Probably my biggest takeaway from the film is how director Johnathan Demme and cinematographer Tak Fujimoto used the canvas of the screen. So many of the dialog scenes between Anthony Hopkins as Lector and Jodie Foster as Clarice Starling are dominated by incredibly tight close-up shots on the two actors’ faces, completely filling the screen. When I watched the film for the first time, I saw it on a fairly small TV set (probably about 28″), and when I wasn’t necessarily watching many films in theaters at that time, so the impact of those shots hit, but not as hard.

Extreme close up of Anthony Hopkins as Hannibal Lecter in Silence of the Lambs.

Over the years since then, in addition to having a larger set, I’ve watched more movies on the big screen since then, so I can extrapolate from there on the emotional impact of seeing these close-ups on a screen that’s almost 1+1/2 – 2 stories tall. It puts you in a position to have this sense of Lecter’s intensity bearing down on you, contrasted with the shots of Starling struggling under that intensity – heightening the sense of an emotional struggle between the two – not necessarily one of hostility (like Lecter and Will Graham), but almost rivalry.

Starling seeks to prove herself worthy in the misogynist, patriarchal environment of the FBI academy, she also seeks to prove herself worthy of Lecter to get the information that’s needed to save Buffalo Bill’s latest victim. Lecter, while he taunts Clarice over the fate of the last person who sought to test him, also tests her, seeking to see if she’s an intellectual equal (or prospective equal), compared to the figures around him that he holds in contempt (like Dr. Chilton).
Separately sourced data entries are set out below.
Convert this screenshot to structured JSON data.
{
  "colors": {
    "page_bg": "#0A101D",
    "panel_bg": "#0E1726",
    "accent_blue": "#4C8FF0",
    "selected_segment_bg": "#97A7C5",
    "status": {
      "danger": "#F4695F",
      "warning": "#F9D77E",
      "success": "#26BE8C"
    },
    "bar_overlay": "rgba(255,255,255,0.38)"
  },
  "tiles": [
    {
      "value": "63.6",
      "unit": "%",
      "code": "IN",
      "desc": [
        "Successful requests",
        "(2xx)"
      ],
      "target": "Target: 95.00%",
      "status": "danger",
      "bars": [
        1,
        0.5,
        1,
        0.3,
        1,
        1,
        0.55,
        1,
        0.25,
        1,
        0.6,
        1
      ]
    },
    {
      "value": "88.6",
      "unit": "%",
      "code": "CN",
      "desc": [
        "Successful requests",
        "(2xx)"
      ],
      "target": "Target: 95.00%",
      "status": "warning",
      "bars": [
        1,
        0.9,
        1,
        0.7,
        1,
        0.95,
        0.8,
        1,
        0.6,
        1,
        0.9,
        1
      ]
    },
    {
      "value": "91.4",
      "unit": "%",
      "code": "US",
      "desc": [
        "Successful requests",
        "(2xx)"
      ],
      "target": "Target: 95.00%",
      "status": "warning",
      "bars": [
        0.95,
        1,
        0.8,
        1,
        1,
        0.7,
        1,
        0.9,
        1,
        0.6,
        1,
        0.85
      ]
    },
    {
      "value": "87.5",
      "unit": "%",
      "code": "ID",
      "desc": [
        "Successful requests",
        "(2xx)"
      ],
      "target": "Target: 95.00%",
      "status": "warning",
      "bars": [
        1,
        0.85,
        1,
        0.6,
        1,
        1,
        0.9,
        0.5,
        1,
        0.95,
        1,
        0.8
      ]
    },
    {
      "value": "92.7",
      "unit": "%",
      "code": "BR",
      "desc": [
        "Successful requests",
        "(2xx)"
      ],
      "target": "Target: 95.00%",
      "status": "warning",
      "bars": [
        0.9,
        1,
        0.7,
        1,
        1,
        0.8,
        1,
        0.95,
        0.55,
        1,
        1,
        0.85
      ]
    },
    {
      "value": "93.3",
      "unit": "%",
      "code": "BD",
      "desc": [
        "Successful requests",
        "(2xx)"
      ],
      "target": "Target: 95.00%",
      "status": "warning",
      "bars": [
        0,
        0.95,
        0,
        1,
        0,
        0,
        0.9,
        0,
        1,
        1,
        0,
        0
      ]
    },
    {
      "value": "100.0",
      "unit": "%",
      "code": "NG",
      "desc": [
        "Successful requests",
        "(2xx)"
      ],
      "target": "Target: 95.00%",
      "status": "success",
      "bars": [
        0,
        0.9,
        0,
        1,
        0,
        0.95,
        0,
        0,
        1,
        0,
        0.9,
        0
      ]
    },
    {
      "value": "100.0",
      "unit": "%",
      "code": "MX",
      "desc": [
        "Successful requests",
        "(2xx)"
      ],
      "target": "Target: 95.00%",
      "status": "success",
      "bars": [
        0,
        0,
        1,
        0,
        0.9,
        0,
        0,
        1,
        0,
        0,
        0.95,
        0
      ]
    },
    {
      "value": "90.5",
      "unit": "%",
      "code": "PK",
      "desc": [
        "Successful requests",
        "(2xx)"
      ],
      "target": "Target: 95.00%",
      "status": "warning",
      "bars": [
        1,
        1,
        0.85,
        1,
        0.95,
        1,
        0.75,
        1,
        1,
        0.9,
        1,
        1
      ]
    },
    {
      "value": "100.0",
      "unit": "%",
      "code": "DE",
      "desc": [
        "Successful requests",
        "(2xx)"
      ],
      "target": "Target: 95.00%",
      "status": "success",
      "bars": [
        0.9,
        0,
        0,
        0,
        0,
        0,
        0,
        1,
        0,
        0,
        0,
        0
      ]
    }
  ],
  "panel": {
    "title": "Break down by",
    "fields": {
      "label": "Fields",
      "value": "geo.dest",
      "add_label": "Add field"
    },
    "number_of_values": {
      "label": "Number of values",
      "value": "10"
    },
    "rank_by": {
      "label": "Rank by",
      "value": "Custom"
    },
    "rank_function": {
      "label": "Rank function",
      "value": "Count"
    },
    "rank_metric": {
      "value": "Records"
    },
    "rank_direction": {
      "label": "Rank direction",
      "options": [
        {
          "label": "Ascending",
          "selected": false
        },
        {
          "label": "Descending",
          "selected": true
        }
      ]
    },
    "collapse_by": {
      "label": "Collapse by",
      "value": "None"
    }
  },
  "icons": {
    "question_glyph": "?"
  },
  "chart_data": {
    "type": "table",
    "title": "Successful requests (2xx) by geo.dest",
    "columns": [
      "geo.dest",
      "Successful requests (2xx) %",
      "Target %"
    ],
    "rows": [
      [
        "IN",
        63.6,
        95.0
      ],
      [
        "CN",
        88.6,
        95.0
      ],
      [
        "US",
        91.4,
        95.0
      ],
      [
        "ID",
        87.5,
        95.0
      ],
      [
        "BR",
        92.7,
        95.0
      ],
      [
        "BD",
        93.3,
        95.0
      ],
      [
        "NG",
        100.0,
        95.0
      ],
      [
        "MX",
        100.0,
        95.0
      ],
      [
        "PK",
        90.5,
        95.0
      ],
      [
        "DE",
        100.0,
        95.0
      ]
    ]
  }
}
I don’t think that Lecter’s call to Starling’s graduation is necessarily one that implies a romantic relationship between the two – but more that Lector is acknowledging Starling as someone who he views as an equal, but also one who he doesn’t seek to confront directly so long as she doesn’t become a threat to him (similarly being sufficiently satisfied with his revenge against Will Graham through Francis Dolarhyde in the events of Red Dragon).

I bring all this up, because, while I haven’t seen Ridley Scott’s Hannibal (nor the Hannibal TV series), the other takes on Lecter never really got this same intensity. For all the efforts that Brett Ratner took to recreate the sets of Silence of the Lambs and bring back as much of the cast as possible to evoke the legacy of this film, but Ratner is never quite able to use the camera to grab that same level of intensity that Demme did. With Michael Mann and Manhunter, which came first, this level of close-up camera work is generally not in Mann’s palette – it doesn’t fit with his more naturalistic approach to filmmaking.

It makes Silence of the Lambs a film that truly stands on its own in the legacy of adaptations of the Hannibal Lecter stories, and which re-defined horror cinema the same way its source material did for horror novels.